Sin embargo, lo que hemos visto en las conmovedoras imágenes de medios nacionales e internacionales sobre la relación que se da en esta etapa entre el moribundo y sus deudos, es que es totalmente negadora del ritual tradicional. Lo más triste y dramático tanto para los deudos como para la víctima, es que ésta muere absolutamente sola. Retomando a Carrière, es una muerte aséptica y anónima. Esta muerte no es más que una pantalla en un hospital, llena de luces que parpadean y luego se apagan, un tubo que alguien desconecta y lava, una voz que nos avisa por teléfono, una firma al pie de un papel... no lo hemos visto morir. Ahora su rostro está helado, petrificado, tiene las mandíbulas pegadas con cola, le han cerrado los ojos otras manos, no las nuestras. Ultimo combate escamoteado, pues la conciencia ya se había perdido, borrada por calmantes ineficaces. Aquí domina el sentimiento de impotencia. (Carrière, p. 16.)
En definitiva, lo anterior plantea que nuestra sociedad ha sido asediada y continuará siendo asediada por epidemias y virus, pues hace tiempo que la humanidad superó las anteriores tres fases baudrillardescas del enemigo, a saber: la del lobo, la de la rata y la del escarabajo, y nos encontramos desde hace siglos en la cuarta etapa, cuyos rasgos definidos por Jean Baudrillard son: “... el enemigo adopta por último una forma viral: El cuarto estadio lo conforman los virus; se mueven, por decirlo así, en la cuarta dimensión.
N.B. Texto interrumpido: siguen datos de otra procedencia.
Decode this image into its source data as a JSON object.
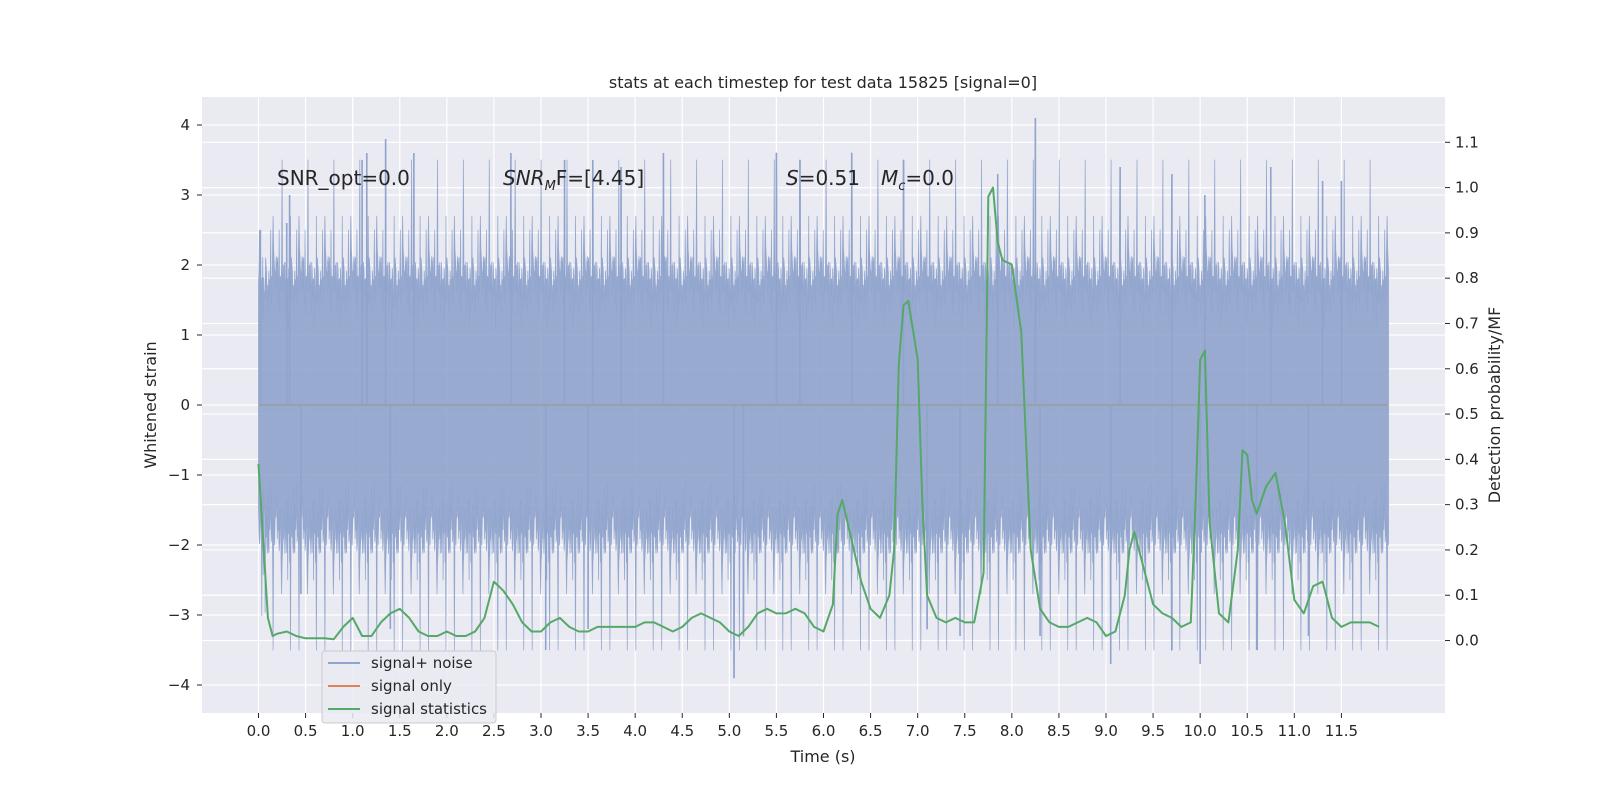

Es mucho más difícil defenderse de los virus, ya que se hayan en el corazón del sistema. Se origina un enemigo fantasma que se extiende sobre todo el planeta, que se infiltra por todas partes... y que penetra todos los intersticios del poder. La violencia viral parte de aquellas singularidades que se establecen en el sistema a modo de durmientes células terroristas y tratan de destruirlo. El terrorismo como figura principal de la violencia viral consiste en una sublevación de lo singular frente a lo global” (Jean Baudrillard, citado por Bruno-Chuleta Han en: “Sociedad del cansancio”. p. 21)
Lo cierto es que no estamos en capacidad de determinar cuál es la epidemia que sucederá al COVID-19, ni cuáles serán sus efectos, pero ésta en la que nos encontramos es una situación similar a la descrita por la poeta estadounidense Emily Dickinson, en la estrofa siguiente: “Dos veces se cerró mi vida / antes de cerrarse para siempre / y queda por ver todavía / si en las postrimerías / un tercer suceso viene, / tan grande, tan ajeno a la mente humana, / como los dos que cruzaron mi sendero. / La partida es todo nuestro saber del cielo, / y para conocer el infierno, ¿qué más falta?”